Journal of Applied Mathematics
Volume 2012 (2012), Article ID 264842, 18 pages
Research Article

Some Properties of the ( 𝑝 , 𝑞 ) -Fibonacci and ( 𝑝 , 𝑞 ) -Lucas Polynomials

1Department of Mathematics, Hanseo University, Seosan, Chungnam 356-706, Republic of Korea
2Department of Mathematics, Science and Arts Faculty, Pamukkale University, Denizli, Turkey

Received 23 May 2012; Revised 10 July 2012; Accepted 11 July 2012

Academic Editor: Shan Zhao

Copyright © 2012 GwangYeon Lee and Mustafa Asci. This is an open access article distributed under the Creative Commons Attribution License, which permits unrestricted use, distribution, and reproduction in any medium, provided the original work is properly cited.


Riordan arrays are useful for solving the combinatorial sums by the help of generating functions.
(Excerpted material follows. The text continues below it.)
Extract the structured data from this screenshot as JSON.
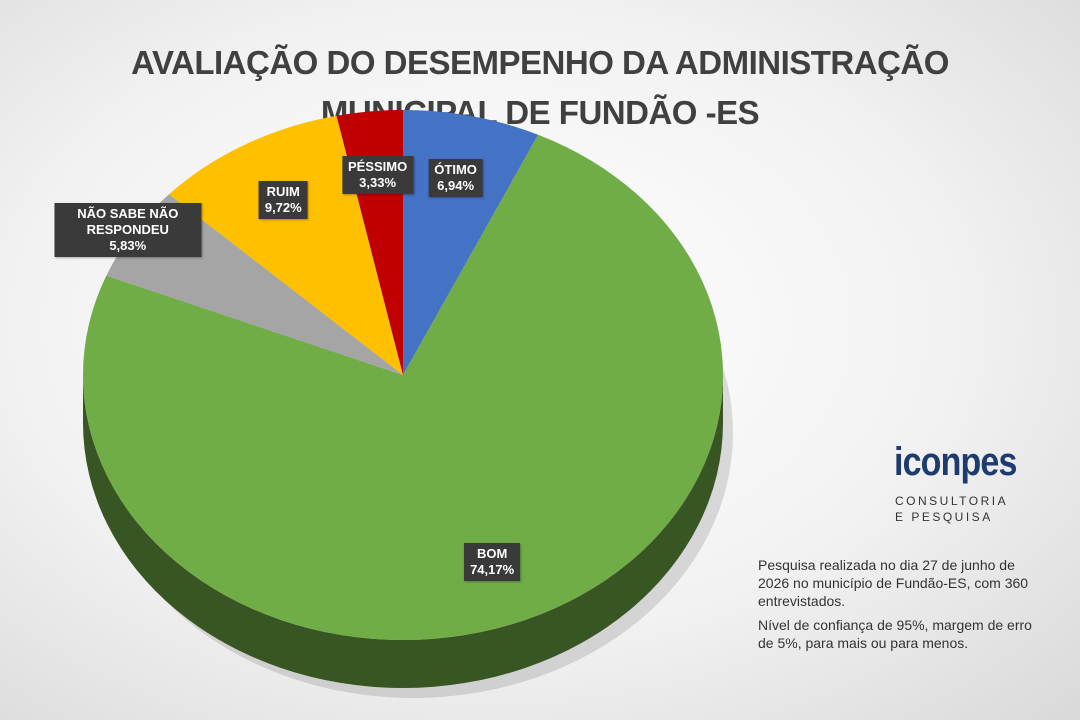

Many theorems can be easily proved by Riordan arrays. In this paper we consider the Pascal matrix and define a new generalization of Fibonacci polynomials called ( 𝑝 , 𝑞 ) -Fibonacci polynomials. We obtain combinatorial identities and by using Riordan method we get factorizations of Pascal matrix involving ( 𝑝 , 𝑞 ) -Fibonacci polynomials.